Directed by Tony Scott
Written by David Marconi
Starring Will Smith, Gene Hackman, Jon Voight, Gabriel Byrne, Regina King
My Advice: Matinee.
Robert Dean (Smith) has it all: loving wife (King), cute kid and a successful law practice. He runs into an old friend (Jason Lee) in a lingerie store (it's explained, don't worry) and suddenly his life goes right to hell. It seems that the friend passed him some information that could incriminate a muckity-muck in the NSA (Voight) and that same muck wants it back. And being a muck, he's going to use every tool in his possession to get it.
As far as the cast, Will Smith is in likable Will Smith mode, which works for the part.
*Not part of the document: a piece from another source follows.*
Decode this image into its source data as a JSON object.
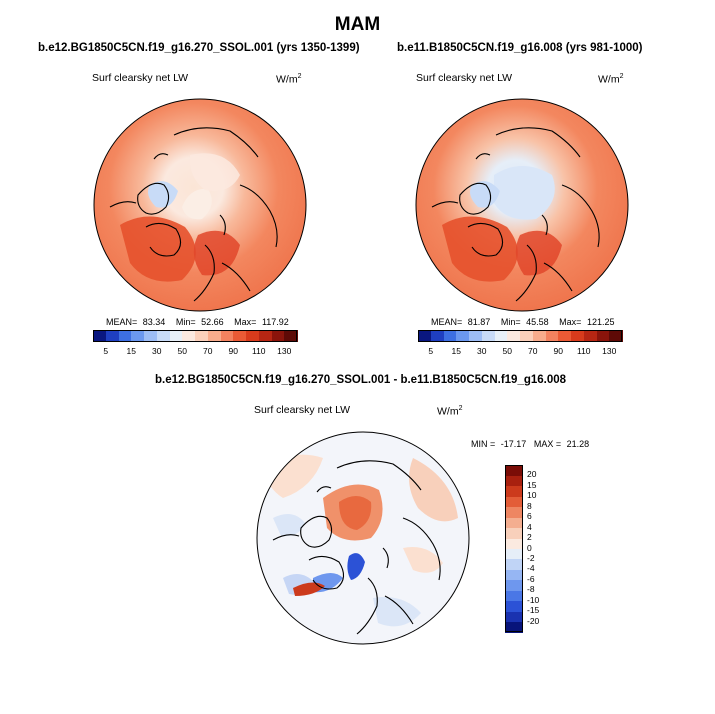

Gene Hackman and John Voight are both in bitter government spy mode, and it's not Oscar material, but it's still damn good. It's always good to see Gabriel Byrne, and his cameo shows us again why. Tom Sizemore has an uncredited role as a very large Italian fellow.
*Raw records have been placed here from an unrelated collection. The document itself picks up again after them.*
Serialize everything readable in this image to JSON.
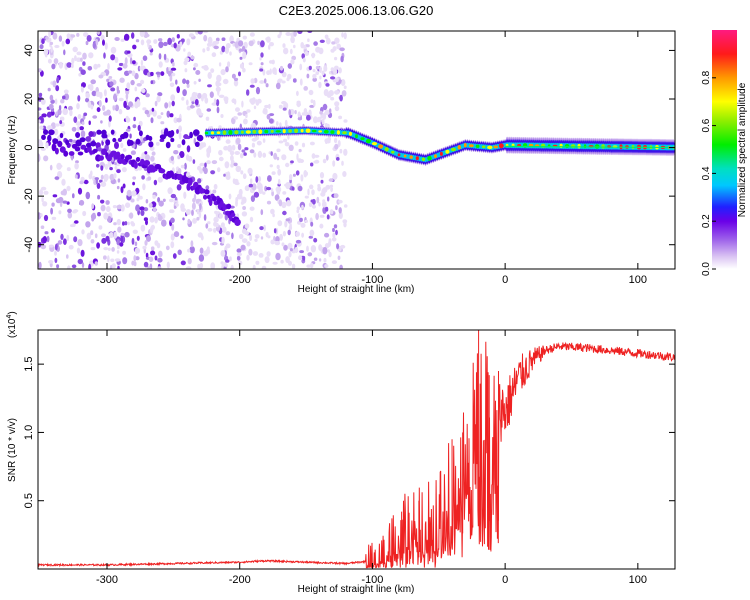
{
  "title": "C2E3.2025.006.13.06.G20",
  "chart_data": [
    {
      "type": "heatmap",
      "xlabel": "Height of straight line (km)",
      "ylabel": "Frequency (Hz)",
      "xlim": [
        -352,
        128
      ],
      "ylim": [
        -50,
        48
      ],
      "xticks": [
        -300,
        -200,
        -100,
        0,
        100
      ],
      "yticks": [
        -40,
        -20,
        0,
        20,
        40
      ],
      "colorbar": {
        "label": "Normalized spectral amplitude",
        "range": [
          0,
          1
        ],
        "ticks": [
          0.0,
          0.2,
          0.4,
          0.6,
          0.8
        ],
        "tick_labels": [
          "0.0",
          "0.2",
          "0.4",
          "0.6",
          "0.8"
        ]
      },
      "features": {
        "noise_region_x": [
          -352,
          -120
        ],
        "main_ridge": [
          {
            "x": -225,
            "y": 6
          },
          {
            "x": -150,
            "y": 7
          },
          {
            "x": -118,
            "y": 6
          },
          {
            "x": -100,
            "y": 2
          },
          {
            "x": -80,
            "y": -3
          },
          {
            "x": -60,
            "y": -5
          },
          {
            "x": -45,
            "y": -2
          },
          {
            "x": -30,
            "y": 1
          },
          {
            "x": -10,
            "y": 0
          },
          {
            "x": 0,
            "y": 1
          },
          {
            "x": 128,
            "y": 0
          }
        ],
        "descending_branch": [
          {
            "x": -340,
            "y": 0
          },
          {
            "x": -300,
            "y": -3
          },
          {
            "x": -270,
            "y": -7
          },
          {
            "x": -240,
            "y": -15
          },
          {
            "x": -215,
            "y": -23
          },
          {
            "x": -200,
            "y": -30
          }
        ]
      }
    },
    {
      "type": "line",
      "xlabel": "Height of straight line (km)",
      "ylabel": "SNR (10 * v/v)",
      "scale_note": "(x10",
      "scale_exp": "4",
      "xlim": [
        -352,
        128
      ],
      "ylim": [
        0,
        1.75
      ],
      "xticks": [
        -300,
        -200,
        -100,
        0,
        100
      ],
      "yticks": [
        0.5,
        1.0,
        1.5
      ],
      "ytick_labels": [
        "0.5",
        "1.0",
        "1.5"
      ],
      "color": "#ee2222",
      "series": [
        {
          "x": [
            -352,
            -300,
            -250,
            -200,
            -180,
            -150,
            -120,
            -100,
            -90,
            -80,
            -70,
            -60,
            -50,
            -45,
            -40,
            -35,
            -30,
            -25,
            -20,
            -15,
            -10,
            -5,
            0,
            10,
            20,
            30,
            40,
            60,
            80,
            100,
            128
          ],
          "y": [
            0.03,
            0.03,
            0.04,
            0.05,
            0.06,
            0.05,
            0.04,
            0.06,
            0.12,
            0.25,
            0.32,
            0.25,
            0.35,
            0.42,
            0.58,
            0.75,
            0.95,
            1.05,
            1.15,
            1.15,
            1.18,
            1.18,
            1.15,
            1.4,
            1.52,
            1.6,
            1.63,
            1.62,
            1.6,
            1.58,
            1.55
          ]
        }
      ],
      "spikes": [
        {
          "x": -92,
          "y": 0.2
        },
        {
          "x": -78,
          "y": 0.42
        },
        {
          "x": -65,
          "y": 0.5
        },
        {
          "x": -52,
          "y": 0.38
        },
        {
          "x": -40,
          "y": 0.95
        },
        {
          "x": -32,
          "y": 1.0
        },
        {
          "x": -20,
          "y": 1.75
        },
        {
          "x": -12,
          "y": 1.42
        },
        {
          "x": -5,
          "y": 1.45
        }
      ]
    }
  ]
}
What elevates this film above your typical paranoiac jaunt is that Scott and Marconi show us both sides of the coin. On one, you have Will Smith running for his life and on the other you have Voight and a team of fine young actors (Barry Pepper, Loren Dean, Jamie Kennedy and Seth Green to name just a few) going techgeek all out to catch him. You see the pursuers and all their gadgets, and the film's even smart enough to set up some obvious tricks which don't get used as a plot device later on, which fooled me. So despite some heavy obvious studio-induced velveeta at the very end, the film holds together well and is intense most of the way through. An enjoyable escapist thriller.